NEWARK– The chief investment officer and portfolio manager of the Clay Capital Fund, a hedge fund based in Summit, was sentenced Monday to 12 months in prison for participating in an insider trading scheme which netted more than $2.5 million in illicit profits, U.S. Attorney Paul J. Fishman announced.
James Turner, 45, of Traverse City, Mich., previously pleaded guilty to securities fraud before U.S. District Judge Dennis M. Cavanaugh.
According to documents filed in this case and statements made in court:
Beginning in 2006, Turner received inside information from his brother-in-law, Scott Vollmar, and from Scott Robarge, Turner’s friend and former college classmate. Vollmar, who was formerly employed as a director of business development at Autodesk Inc., a software company based in California, passed inside information to Turner concerning Autodesk’s confidential negotiations to acquire Moldflow Corp. Turner admitted he used that inside information to purchase more than $7 million worth of Moldflow stock for the Clay Capital Fund and for himself and his family members.
Following the public announcement of Autodesk’s acquisition of Moldflow, Turner sold the Moldflow shares he had bought, realizing illicit profits of more than $1.7 million. Turner admitted he received inside information from Vollmar in advance of the public release of Autodesk’s earnings reports, and that he used this information to trade Autodesk stock, resulting in illicit profits of more than $500,000.
Scott Robarge, who was formerly employed as a recruiting technology manager at Salesforce.com Inc., a software company based in California, passed inside information to Turner concerning Saleforce’s quarterly sales results.
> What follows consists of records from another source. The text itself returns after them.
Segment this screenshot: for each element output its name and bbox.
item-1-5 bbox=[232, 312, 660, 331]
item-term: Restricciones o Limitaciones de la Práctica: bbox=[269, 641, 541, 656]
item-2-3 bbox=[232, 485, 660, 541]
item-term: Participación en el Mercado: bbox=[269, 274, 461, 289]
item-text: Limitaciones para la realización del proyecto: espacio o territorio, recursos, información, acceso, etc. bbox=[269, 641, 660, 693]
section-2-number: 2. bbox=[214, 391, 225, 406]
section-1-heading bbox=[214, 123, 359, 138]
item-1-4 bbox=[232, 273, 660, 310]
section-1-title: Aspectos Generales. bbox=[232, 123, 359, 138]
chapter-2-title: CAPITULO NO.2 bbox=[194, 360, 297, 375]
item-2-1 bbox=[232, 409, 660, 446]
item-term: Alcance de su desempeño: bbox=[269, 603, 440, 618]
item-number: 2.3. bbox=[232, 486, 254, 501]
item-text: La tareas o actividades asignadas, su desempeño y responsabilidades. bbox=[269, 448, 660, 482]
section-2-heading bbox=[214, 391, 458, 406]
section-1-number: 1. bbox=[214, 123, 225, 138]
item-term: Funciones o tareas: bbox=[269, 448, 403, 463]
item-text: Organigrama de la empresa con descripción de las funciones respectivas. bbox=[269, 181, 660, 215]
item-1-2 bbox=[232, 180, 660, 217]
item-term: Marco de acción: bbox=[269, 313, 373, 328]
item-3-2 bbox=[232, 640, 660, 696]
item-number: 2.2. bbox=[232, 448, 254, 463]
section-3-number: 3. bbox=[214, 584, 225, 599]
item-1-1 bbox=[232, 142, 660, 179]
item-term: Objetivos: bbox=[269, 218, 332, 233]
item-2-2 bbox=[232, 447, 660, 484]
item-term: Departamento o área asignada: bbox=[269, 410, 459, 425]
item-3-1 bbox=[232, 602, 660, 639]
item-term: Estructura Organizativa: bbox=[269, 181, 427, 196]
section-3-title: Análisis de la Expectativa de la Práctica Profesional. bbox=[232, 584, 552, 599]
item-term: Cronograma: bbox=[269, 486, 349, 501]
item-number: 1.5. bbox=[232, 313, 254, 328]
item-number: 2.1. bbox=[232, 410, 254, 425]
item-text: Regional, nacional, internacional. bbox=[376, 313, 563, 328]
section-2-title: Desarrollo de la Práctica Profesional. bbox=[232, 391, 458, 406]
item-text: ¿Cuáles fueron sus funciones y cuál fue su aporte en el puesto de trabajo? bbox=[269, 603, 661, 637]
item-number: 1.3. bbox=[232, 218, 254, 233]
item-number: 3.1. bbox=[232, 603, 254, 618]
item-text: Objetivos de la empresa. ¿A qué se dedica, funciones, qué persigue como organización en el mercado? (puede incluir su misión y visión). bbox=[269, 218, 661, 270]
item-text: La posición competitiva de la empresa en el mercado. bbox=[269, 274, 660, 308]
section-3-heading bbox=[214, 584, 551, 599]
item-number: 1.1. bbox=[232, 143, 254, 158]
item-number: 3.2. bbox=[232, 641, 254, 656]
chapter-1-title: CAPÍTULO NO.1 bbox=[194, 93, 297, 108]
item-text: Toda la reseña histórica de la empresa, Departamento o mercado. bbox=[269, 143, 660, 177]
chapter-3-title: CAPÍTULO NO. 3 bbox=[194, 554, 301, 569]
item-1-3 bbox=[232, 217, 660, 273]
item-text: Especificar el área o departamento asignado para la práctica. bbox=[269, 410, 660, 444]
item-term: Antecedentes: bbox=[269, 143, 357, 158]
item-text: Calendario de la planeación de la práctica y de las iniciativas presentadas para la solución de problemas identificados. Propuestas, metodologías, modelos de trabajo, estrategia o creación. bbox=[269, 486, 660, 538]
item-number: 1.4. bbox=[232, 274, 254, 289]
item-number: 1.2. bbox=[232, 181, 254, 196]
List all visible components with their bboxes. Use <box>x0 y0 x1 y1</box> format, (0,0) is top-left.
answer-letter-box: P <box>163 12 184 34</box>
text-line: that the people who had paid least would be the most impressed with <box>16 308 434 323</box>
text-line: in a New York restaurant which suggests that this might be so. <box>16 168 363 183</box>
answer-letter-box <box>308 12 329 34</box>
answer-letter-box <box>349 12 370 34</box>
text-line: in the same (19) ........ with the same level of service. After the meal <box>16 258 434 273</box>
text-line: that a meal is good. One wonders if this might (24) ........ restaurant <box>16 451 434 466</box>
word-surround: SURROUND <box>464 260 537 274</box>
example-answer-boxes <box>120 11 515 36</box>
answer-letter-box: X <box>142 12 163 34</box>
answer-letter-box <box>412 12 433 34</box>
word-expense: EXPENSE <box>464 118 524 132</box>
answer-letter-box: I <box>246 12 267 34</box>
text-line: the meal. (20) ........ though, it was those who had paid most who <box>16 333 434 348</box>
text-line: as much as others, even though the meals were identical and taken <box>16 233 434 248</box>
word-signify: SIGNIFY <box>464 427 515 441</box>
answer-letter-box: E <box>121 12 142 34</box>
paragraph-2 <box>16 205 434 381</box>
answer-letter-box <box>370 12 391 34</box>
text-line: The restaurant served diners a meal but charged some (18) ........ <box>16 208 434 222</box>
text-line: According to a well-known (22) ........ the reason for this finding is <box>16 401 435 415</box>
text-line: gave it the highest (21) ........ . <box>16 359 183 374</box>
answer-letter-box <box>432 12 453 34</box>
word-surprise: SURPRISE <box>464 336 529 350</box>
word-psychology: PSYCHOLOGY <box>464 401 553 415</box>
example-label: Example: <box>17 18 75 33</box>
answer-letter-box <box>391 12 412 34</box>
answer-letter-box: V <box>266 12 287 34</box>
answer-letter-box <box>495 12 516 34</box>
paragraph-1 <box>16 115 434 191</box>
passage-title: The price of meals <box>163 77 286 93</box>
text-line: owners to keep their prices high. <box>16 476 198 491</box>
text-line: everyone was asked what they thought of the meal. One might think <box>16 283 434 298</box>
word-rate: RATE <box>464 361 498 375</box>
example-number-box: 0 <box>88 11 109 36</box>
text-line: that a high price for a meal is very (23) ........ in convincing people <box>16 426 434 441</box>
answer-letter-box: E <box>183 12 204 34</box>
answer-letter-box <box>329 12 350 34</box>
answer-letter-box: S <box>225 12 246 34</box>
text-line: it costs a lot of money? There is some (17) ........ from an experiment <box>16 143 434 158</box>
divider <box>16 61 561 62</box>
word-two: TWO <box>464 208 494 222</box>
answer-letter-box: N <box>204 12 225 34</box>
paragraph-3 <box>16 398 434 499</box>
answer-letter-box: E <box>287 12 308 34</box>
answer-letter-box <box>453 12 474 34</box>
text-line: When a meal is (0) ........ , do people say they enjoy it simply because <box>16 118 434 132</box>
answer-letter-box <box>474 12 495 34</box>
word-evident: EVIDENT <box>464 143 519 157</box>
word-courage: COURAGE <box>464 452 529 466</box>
Turner admitted he used this inside information to trade Salesforce stock, realizing illicit profits of more than $200,000.
In addition to the prison term, Cavanaugh sentenced Turner to three years of supervised release and fined him $25,000.
Vollmar and Robarge have both previously pleaded guilty and are scheduled to be sentenced on May 14.
Fishman credited special agents of the FBI, under the direction of Special Agent in Charge Michael Ward in Newark; postal inspectors of the U.S. Postal Inspection Service, under the direction of Postal Inspector in Charge Philip R. Bartlett; and the U.S. Securities and Exchange Commission’s Chicago Regional Office, under the direction of Merri Jo Gillette, for the investigation leading to today’s plea. He also thanked the SEC Market Abuse Unit, under the direction of Daniel M. Hawke, for its important role in the investigation leading to the sentence.